Fortunately people were sitting in the chairs most of the night, though, so I doubt anyone noticed. Plus - and I can't stress this enough - I spent 3 night working on slipcovers for a 6 hour party. Why. WHYYYYY.
Buuuut as much I question Past Jen's priorities, I actually had fun figuring this out, making it work, and ending up with something actually usable on my first try. Plus they look nice in the background of my other party photos:
Any of you with even a little sewing experience will no doubt do much better than I did, so I hope this inspires you to tackle your own slipcover projects! Remember to check the thrift store for cool bedspreads and curtains to cut up; we used this big duvet to make both slipcovers, two giant floor cushions, some accent pillows, and still had a lot of fabric left over.
Thanks for all the support and check-ins after my last post, btw, you guys continue to rock.
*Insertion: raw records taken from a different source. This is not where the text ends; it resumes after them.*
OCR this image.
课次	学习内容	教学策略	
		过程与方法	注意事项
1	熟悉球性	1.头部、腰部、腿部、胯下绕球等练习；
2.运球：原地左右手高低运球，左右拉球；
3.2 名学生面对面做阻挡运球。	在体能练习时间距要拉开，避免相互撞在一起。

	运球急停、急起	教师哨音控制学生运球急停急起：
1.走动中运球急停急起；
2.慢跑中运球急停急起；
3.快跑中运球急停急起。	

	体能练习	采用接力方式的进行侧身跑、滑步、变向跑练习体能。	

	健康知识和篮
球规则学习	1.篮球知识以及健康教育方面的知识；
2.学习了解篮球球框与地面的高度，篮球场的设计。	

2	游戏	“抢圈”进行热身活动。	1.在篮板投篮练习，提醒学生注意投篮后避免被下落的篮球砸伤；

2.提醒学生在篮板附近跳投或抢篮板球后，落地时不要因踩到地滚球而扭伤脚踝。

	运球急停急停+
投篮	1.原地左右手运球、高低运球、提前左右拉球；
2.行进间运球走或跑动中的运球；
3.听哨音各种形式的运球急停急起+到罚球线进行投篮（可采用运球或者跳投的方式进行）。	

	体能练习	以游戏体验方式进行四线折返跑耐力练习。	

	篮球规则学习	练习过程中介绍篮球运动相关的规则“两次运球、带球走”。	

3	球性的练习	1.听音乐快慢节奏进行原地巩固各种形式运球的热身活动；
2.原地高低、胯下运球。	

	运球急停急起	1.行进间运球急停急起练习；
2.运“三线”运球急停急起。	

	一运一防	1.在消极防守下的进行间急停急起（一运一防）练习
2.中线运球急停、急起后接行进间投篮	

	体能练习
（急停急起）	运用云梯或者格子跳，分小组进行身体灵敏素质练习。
Someone commented today that it never occurs to them to call someone or reach out when they're feeling bad, and that's exactly the instinct I'm fighting whenever I'm open about my panic or brushes with depression. It's natural to want to withdraw and hide, but we need each other. We need to make it OK to keep talking, to be open about when we're weak and scared, because that's how we all feel sometimes.
So I promise I'll try to keep talking if you will.
Love you guys. Now, go make something new this week! (Memories count.)